What is the percentage of known finite non-abelian groups to known finite abelian groups? I'm curious as to what the percentage of known finite non-abelian groups to known finite abelian groups is. Is there any research or hard data in this direction?
Edit: As we keep discovering more groups will non-abelian groups or abelian groups dominate the percentage?
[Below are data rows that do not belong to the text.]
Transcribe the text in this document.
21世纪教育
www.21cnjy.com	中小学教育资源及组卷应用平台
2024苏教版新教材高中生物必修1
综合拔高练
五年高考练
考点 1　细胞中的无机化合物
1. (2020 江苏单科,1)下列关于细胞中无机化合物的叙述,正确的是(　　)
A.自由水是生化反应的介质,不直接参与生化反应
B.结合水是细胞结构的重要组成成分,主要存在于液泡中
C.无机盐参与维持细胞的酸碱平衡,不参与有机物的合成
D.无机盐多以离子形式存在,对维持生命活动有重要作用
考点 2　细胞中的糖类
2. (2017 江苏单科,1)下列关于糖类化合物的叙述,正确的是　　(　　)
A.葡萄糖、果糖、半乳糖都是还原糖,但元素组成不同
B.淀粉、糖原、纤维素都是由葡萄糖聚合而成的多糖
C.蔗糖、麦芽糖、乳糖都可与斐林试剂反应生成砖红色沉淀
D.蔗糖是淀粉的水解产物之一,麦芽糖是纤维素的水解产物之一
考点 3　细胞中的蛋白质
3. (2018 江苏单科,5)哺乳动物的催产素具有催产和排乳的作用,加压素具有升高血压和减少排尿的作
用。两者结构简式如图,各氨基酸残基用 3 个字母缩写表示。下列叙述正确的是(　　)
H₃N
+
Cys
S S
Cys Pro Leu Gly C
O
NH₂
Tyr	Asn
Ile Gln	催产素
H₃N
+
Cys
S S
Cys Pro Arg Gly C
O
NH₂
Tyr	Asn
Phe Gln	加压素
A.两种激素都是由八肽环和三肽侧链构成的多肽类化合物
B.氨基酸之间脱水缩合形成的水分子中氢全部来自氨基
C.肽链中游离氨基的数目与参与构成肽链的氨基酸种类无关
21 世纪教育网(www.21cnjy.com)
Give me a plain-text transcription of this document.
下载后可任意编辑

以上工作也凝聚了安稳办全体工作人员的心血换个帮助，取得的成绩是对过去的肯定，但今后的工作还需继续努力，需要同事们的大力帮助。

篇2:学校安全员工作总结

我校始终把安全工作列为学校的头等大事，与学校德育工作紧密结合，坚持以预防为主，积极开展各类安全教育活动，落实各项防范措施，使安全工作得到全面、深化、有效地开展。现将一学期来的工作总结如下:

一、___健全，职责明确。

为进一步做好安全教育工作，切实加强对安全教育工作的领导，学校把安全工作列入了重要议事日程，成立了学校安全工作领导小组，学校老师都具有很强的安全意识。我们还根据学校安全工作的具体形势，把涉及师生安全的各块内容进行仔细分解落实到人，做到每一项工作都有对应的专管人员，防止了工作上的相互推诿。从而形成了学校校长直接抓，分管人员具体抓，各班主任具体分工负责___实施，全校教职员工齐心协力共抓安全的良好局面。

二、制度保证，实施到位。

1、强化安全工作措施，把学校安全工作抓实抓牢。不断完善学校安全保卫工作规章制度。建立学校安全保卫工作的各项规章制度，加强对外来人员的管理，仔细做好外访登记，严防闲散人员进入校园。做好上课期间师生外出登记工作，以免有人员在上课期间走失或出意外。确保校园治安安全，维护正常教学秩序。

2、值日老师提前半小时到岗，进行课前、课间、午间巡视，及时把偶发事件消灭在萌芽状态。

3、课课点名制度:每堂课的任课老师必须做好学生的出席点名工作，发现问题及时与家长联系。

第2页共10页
 A: The vast majority of finite groups are 2-groups (that is groups whose order is a power of 2). The vast majority of those 2-groups are non-abelian. There is a classical result (see https://academic.oup.com/plms/article-abstract/s3-15/1/151/1534319 ) that the for any prime $p$, the number of groups of size $p^n$ is $p^{\frac{2n^3}{27}}$. It is not hard to see from this (and a little care with the error terms) that the vast majority of groups of size at most $m$ are contained in the $2$ groups. Note that this doesn't assert that they have density 1 (which is as far as I'm aware an open problem). Now, for any prime $p$ and $n$ the number of abelian groups of order $p^n$ is $P(n)$ where $P(n)$ is the number of partitions of $n$. The number of partitions of $n$ grows slower than exponential, and so the vast majority of finite groups are non-abelian 2-groups as long as one is counting how many groups there are of order $n$ for large $n$.